É certo que muitas pessoas só querem ter sexo depois de conhecerem bem o outro, mas a atração sexual - que não é controlada - pode acontecer, o que não ocorre com os demissexuais. De acordo com o portal Demisexuality Resource Center, que reúne informações sobre o tema, o vínculo necessário para um demissexual sentir atração por outra pessoa depende das experiências de cada um e é normalmente diferente para cada pessoa. Formar um vínculo emocional não é garantia para que apareça o desejo, mas é um requisito para que ocorra.
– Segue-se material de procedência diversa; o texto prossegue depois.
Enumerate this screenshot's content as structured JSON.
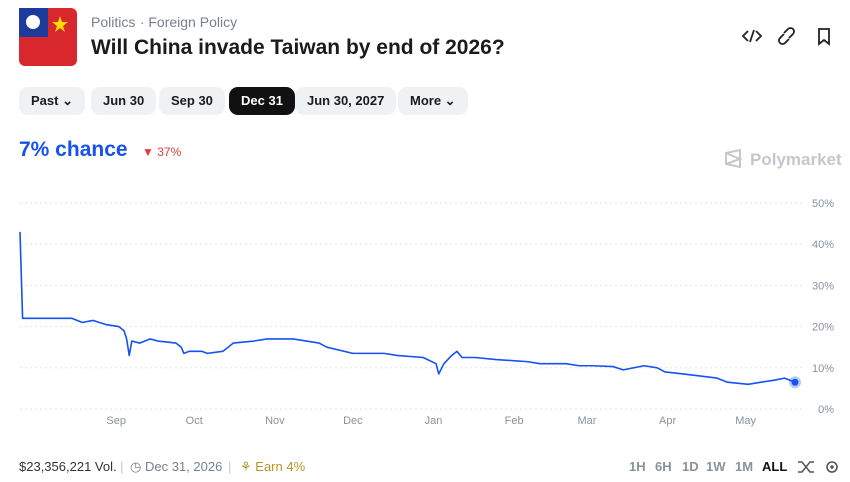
{
  "header": {
    "breadcrumbs": [
      "Politics",
      "Foreign Policy"
    ],
    "title": "Will China invade Taiwan by end of 2026?"
  },
  "tabs": [
    "Past",
    "Jun 30",
    "Sep 30",
    "Dec 31",
    "Jun 30, 2027",
    "More"
  ],
  "active_tab": 3,
  "chance": "7% chance",
  "change": "37%",
  "brand": "Polymarket",
  "chart_data": {
    "type": "line",
    "x": [
      0,
      1,
      3,
      8,
      20,
      24,
      28,
      33,
      38,
      40,
      41,
      42,
      43,
      46,
      50,
      53,
      60,
      62,
      63,
      65,
      70,
      72,
      78,
      80,
      82,
      90,
      95,
      105,
      115,
      118,
      128,
      140,
      145,
      155,
      160,
      161,
      163,
      166,
      168,
      170,
      175,
      183,
      195,
      200,
      210,
      215,
      220,
      228,
      232,
      240,
      245,
      248,
      255,
      268,
      272,
      280,
      285,
      290,
      294,
      298
    ],
    "series": [
      {
        "color": "#1652f0",
        "values": [
          43,
          22,
          22,
          22,
          22,
          21,
          21.5,
          20.5,
          20,
          19,
          17,
          13,
          16.5,
          16,
          17,
          16.5,
          16,
          15,
          13.5,
          14,
          14,
          13.5,
          14,
          15,
          16,
          16.5,
          17,
          17,
          16,
          15,
          13.5,
          13.5,
          13,
          12.5,
          11,
          8.5,
          11,
          13,
          14,
          12.5,
          12.5,
          12,
          11.5,
          11,
          11,
          10.5,
          10.5,
          10.3,
          9.5,
          10.5,
          10,
          9,
          8.5,
          7.5,
          6.5,
          6,
          6.5,
          7,
          7.5,
          6.5
        ]
      }
    ],
    "xlim": [
      0,
      298
    ],
    "xticks": [
      {
        "value": 37,
        "label": "Sep"
      },
      {
        "value": 67,
        "label": "Oct"
      },
      {
        "value": 98,
        "label": "Nov"
      },
      {
        "value": 128,
        "label": "Dec"
      },
      {
        "value": 159,
        "label": "Jan"
      },
      {
        "value": 190,
        "label": "Feb"
      },
      {
        "value": 218,
        "label": "Mar"
      },
      {
        "value": 249,
        "label": "Apr"
      },
      {
        "value": 279,
        "label": "May"
      }
    ],
    "ylim": [
      0,
      50
    ],
    "yticks": [
      {
        "value": 0,
        "label": "0%"
      },
      {
        "value": 10,
        "label": "10%"
      },
      {
        "value": 20,
        "label": "20%"
      },
      {
        "value": 30,
        "label": "30%"
      },
      {
        "value": 40,
        "label": "40%"
      },
      {
        "value": 50,
        "label": "50%"
      }
    ],
    "grid": true
  },
  "footer": {
    "volume": "$23,356,221 Vol.",
    "end_date": "Dec 31, 2026",
    "earn": "Earn 4%",
    "ranges": [
      "1H",
      "6H",
      "1D",
      "1W",
      "1M",
      "ALL"
    ],
    "active_range": 5
  }
}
E tanto pode acontecer ao fim de uma semana, como demorar meses ou anos.

Os demissexuais integram a comunidade assexual porque, a maior parte do tempo, não sentem atração sexual por ninguém. Muitos, lê-se no site, só sentem desejo sexual por uma pessoa ao longo da vida. De acordo com um estudo feito em 2014, dois terços dos demissexuais - que podem ser homo ou heterossexuais - não estão interessados ou sentem mesmo repulsa pelo sexo,

A ativista Arf Gray, que criou o portal, descobriu aos 22 anos que era demissexual, quando explorou o site da organização Asexual Visibility and Education Network (AVEN). Numa entrevista, explicou que achava que era apenas uma "mulher homossexual clássica", que nunca iria encontrar melhor definição para si. Gostava de sexo, mas nunca encontrava ninguém com quem sentisse vontade de ter relações sexuais. Podia achar uma pessoa interessante, mas "nunca quente, sexy".

Embora ainda não tenha ouvido ninguém dizer "sou demissexual", a sexóloga Joana Almeida acredita que isso vai acontecer em breve. "Começam a criar-se grupos. Mais cedo ou mais tarde, vamos adotar estes conceitos. O desejável é que haja diversidade e espaço para ela." Rita Alcaire, a fazer doutoramento sobre "assexualidade em Portugal pela lente dos Direitos Humanos", diz que é importante perceber que "a sexualidade é muito ampla", pois "existem tantas sexualidades quanto pessoas". Na internet, as pessoas que sentem-se em comunidade.